9 thoughts on “The Twinless Twin

  1. I met a twinless twin a long time ago. She knew, on several levels – logical, emotional, and spiritual, that she had a sister and her sister was still with her. Her identical twin was lost shortly after birth and her parents wove the love of their lost child into their everyday life. I was pre-teen when I met her and I loved the idea that they shared the short life as a real life. Perhaps that concept stayed with me and allowed me to survive the loss of my son. I could have lost him 8 years earlier so I feel blessed to have that extra time with him.

    This is an excellent article and I didn’t know their was an organized group. That is exceptionally delightful to know.

    • Thanks! So many times we wondered what if? What if Casey knew? What if her sister survived? What I do know now is that they ARE reunited on the other side.


  2. My daughter is also a twinless twin. They suffered from Twin to Twin Transfusion Syndrome (TTTS) and our recipient baby developed hydrops from fluid overload.
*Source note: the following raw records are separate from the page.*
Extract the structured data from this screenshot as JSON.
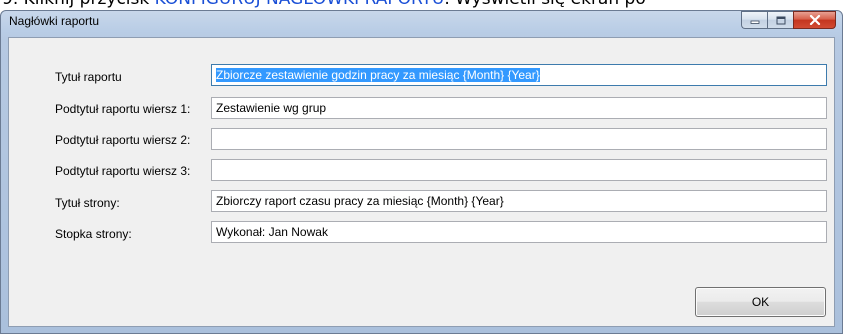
{
  "top_strip": {
    "lead": "9.  Kliknij przycisk ",
    "link": "KONFIGURUJ NAGŁÓWKI RAPORTU",
    "tail": ". Wyświetli się ekran po"
  },
  "window": {
    "title": "Nagłówki raportu",
    "buttons": {
      "minimize_icon": "minimize-icon",
      "maximize_icon": "maximize-icon",
      "close_icon": "close-icon"
    }
  },
  "form": {
    "fields": [
      {
        "label": "Tytuł raportu",
        "value": "Zbiorcze zestawienie godzin pracy za miesiąc {Month} {Year}"
      },
      {
        "label": "Podtytuł raportu wiersz 1:",
        "value": "Zestawienie wg grup"
      },
      {
        "label": "Podtytuł raportu wiersz 2:",
        "value": ""
      },
      {
        "label": "Podtytuł raportu wiersz 3:",
        "value": ""
      },
      {
        "label": "Tytuł strony:",
        "value": "Zbiorczy raport czasu pracy za miesiąc {Month} {Year}"
      },
      {
        "label": "Stopka strony:",
        "value": "Wykonał: Jan Nowak"
      }
    ]
  },
  "ok_label": "OK",
  "colors": {
    "selection": "#3399ff",
    "close_button": "#c4361f",
    "link": "#1a4fd6"
  }
}
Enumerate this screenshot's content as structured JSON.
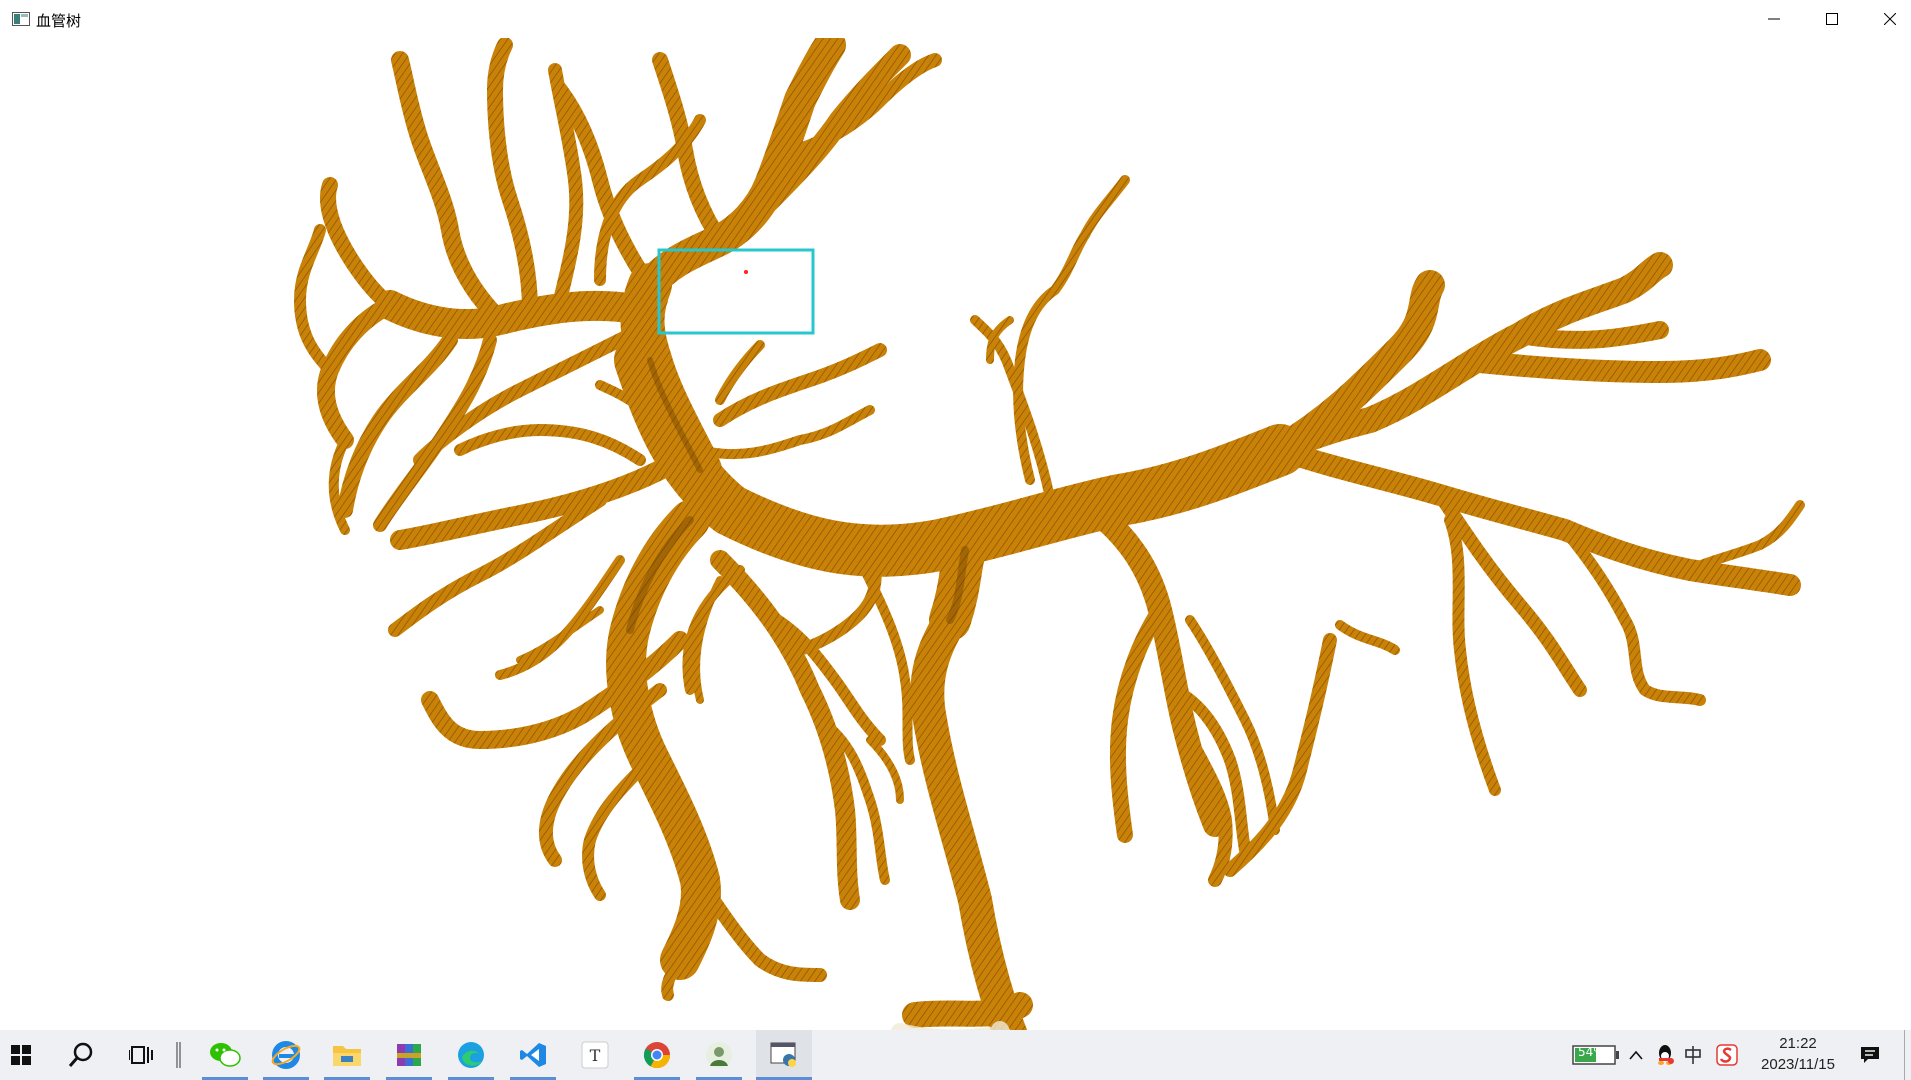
{
  "window": {
    "title": "血管树"
  },
  "taskbar": {
    "apps": [
      "start-icon",
      "search-icon",
      "task-view-icon",
      "wechat-icon",
      "ie-icon",
      "file-explorer-icon",
      "winrar-icon",
      "edge-icon",
      "vscode-icon",
      "typora-icon",
      "chrome-icon",
      "photo-app-icon",
      "python-app-icon"
    ],
    "battery_label": "54%",
    "tray_icons": [
      "chevron-up-icon",
      "qq-icon",
      "ime-icon",
      "sogou-icon"
    ],
    "ime_label": "中",
    "time": "21:22",
    "date": "2023/11/15"
  },
  "colors": {
    "vessel": "#c77f0a",
    "vessel_dark": "#6a3d00",
    "selection": "#28c7d0",
    "taskbar_bg": "#eef0f3",
    "active_underline": "#5a8ed6"
  }
}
She passed at two days old. I do believe my daughter recognizes the loss of her sister. I can see it in the way she has always shown such an interest in other babies, even from a very early age. I had heard about the Twinless Twin, but never checked out the organization. Thanks for sharing this resource!

  3. Pingback: The Twinless Twin • Social Justice Solutions

  4. Wow. I just cannot get enough of the “Twinless Twin” phenomenon. I, too, am a twinless twin. We were fraternal. I knew that there was something missing from me. And at 38, 39 in a few months time, I still feel the bond between me and my brother. My mother revealed to me at eight years of age that she had two boys. I asked her how kids did she have, and that’s when she revealed it to me. Now to those I’ve revealed this to, some have went to the extreme-even an ex girlfriend-saying that I was obsessed. Even if there is any truth in that, then it is what it is. But I say to this day, UNLESS you were a part of a multiple birth, you couldn’t comprehend it. In spite of the fact that I am the only [surviving] child in the family, I still claim my twinhood. And I do get jealous on occasion when I see twins. I work with twins, grew up with twins, attend service with twins, I’m virtually surrounded by twins, and I can identify with them even though my twin died at birth. I’d tell them that I’m a twin, and most of them believed me on the spot. But this emptiness can be a real pain! I’ve endured it since our birth together. The pain is still there, the loss is almost unbearable. Only thing that’s keeping me stable is the Bible’s promise of a resurrection promised by Jesus Christ at Revelation 21:3, 4. In recent months both my parents-mom for most part-have opened up more about the matter. And I guess they had no idea that it would still be a sensitive issue decades later. To this day, that bond between my brother and I remains very intact, very strong.

    “Once a twin, always a twin”
    -Dr. Raymond Brandt

  5. Hello J. Brooks,
    Sorry to hear about your loss. And I hope you find comfort in the memories of your daughter Casey. I am presently living with my boyfriend who is a twinless twin. And after reading and finding articles about “twinless twin” I can now understand and identify with some of his behaviour and attitudes. I was all confused at times and would get upset and want out, however, after reading up so much I now want to find a way in slowly intruducing the website of Dr. Raymond Brandt to him. So that he can also understand himself. Everything that is said about about “Twinless twin” is so true. I also lost my mother a year and a half ago, so that I share the grief of you John and your wife. How ever I will keep posted. Keep the faith and God bless.

    • Thanks Anne-Marie for your very kind words. Yes the entire concept of “twinless twin” was something I stumbled into. If you’re interested my book, The Girl Behind The Door, is now available on Amazon and Kindle. The twin thing is kind of a bit part, as is the Golden Gate Bridge from which Casey jumped. But nonetheless I want to share Casey’s story with as many people as possible.